I think it might, as far as I know filers still use inodes, and it seems that the nested levels would be what would cause the problems here...but since they are going to increase the number of blocks then can address at the ^2 of the number of inodes deep I'm surprised this would cause performance issues. Adam probably can give you a 100% answer.
Just like traditional UNIX filesystems, I'm pretty sure WAFL has no directory index. So you have a linear search through a directory for access.

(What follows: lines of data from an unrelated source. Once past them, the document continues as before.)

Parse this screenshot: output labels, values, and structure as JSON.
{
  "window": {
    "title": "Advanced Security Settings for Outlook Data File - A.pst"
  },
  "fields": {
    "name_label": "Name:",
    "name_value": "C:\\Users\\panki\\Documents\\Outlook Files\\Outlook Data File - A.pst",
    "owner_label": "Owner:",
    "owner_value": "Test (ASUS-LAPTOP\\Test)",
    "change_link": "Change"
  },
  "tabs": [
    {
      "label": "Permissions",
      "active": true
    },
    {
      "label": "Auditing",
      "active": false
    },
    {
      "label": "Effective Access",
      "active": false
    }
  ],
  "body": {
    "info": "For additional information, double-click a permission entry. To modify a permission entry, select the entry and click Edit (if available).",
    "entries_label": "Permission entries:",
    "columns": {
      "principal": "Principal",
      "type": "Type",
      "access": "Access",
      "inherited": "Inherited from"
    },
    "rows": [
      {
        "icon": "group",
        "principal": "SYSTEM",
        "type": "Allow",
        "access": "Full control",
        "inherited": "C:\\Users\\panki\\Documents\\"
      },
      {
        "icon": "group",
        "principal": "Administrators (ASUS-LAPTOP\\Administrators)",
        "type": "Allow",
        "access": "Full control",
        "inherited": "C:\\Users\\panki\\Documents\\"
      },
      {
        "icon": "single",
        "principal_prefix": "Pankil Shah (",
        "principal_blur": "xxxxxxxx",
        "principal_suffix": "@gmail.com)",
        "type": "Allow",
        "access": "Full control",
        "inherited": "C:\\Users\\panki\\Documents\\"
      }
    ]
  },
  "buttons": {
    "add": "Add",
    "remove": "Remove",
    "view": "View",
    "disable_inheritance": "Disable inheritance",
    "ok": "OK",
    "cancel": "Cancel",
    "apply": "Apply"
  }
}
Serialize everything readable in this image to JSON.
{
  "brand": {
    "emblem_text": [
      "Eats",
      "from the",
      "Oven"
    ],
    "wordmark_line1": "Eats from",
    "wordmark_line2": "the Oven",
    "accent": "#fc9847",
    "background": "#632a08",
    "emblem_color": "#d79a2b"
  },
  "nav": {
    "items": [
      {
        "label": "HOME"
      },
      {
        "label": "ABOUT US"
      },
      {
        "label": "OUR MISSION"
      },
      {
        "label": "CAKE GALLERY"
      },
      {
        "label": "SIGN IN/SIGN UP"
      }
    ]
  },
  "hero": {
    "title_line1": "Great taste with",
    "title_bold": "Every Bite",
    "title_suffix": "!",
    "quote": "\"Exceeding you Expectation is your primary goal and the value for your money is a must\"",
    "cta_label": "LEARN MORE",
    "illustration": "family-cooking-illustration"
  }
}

This is the reason you have a maxdirsize, so that there is a limit to the number of entries you can put in a directory and to the amount of searching you do in a directory.
The guide discusses this.
maxdirsize number
Sets the maximum size (in KB) to which a directory can grow. This is set to 1% of the total system memory by default. Most users should not need to change this setting. If this setting is changed to be above the default size, a notice message will be printed to the console explaining that this may impact performance. This option is useful for environments in which system users may grow a directory to a size that starts impacting system performance. When a user tries to create a file in a directory that is at the limit, the system returns a ENOSPC error and fails the create.
Note that the default should be able to hold considerably more than the 20K entries of the OP. I'd rather not design a process that required such an architecture, but that many in a directory wouldn't worry me very much unless the filer were CPU stressed to begin with.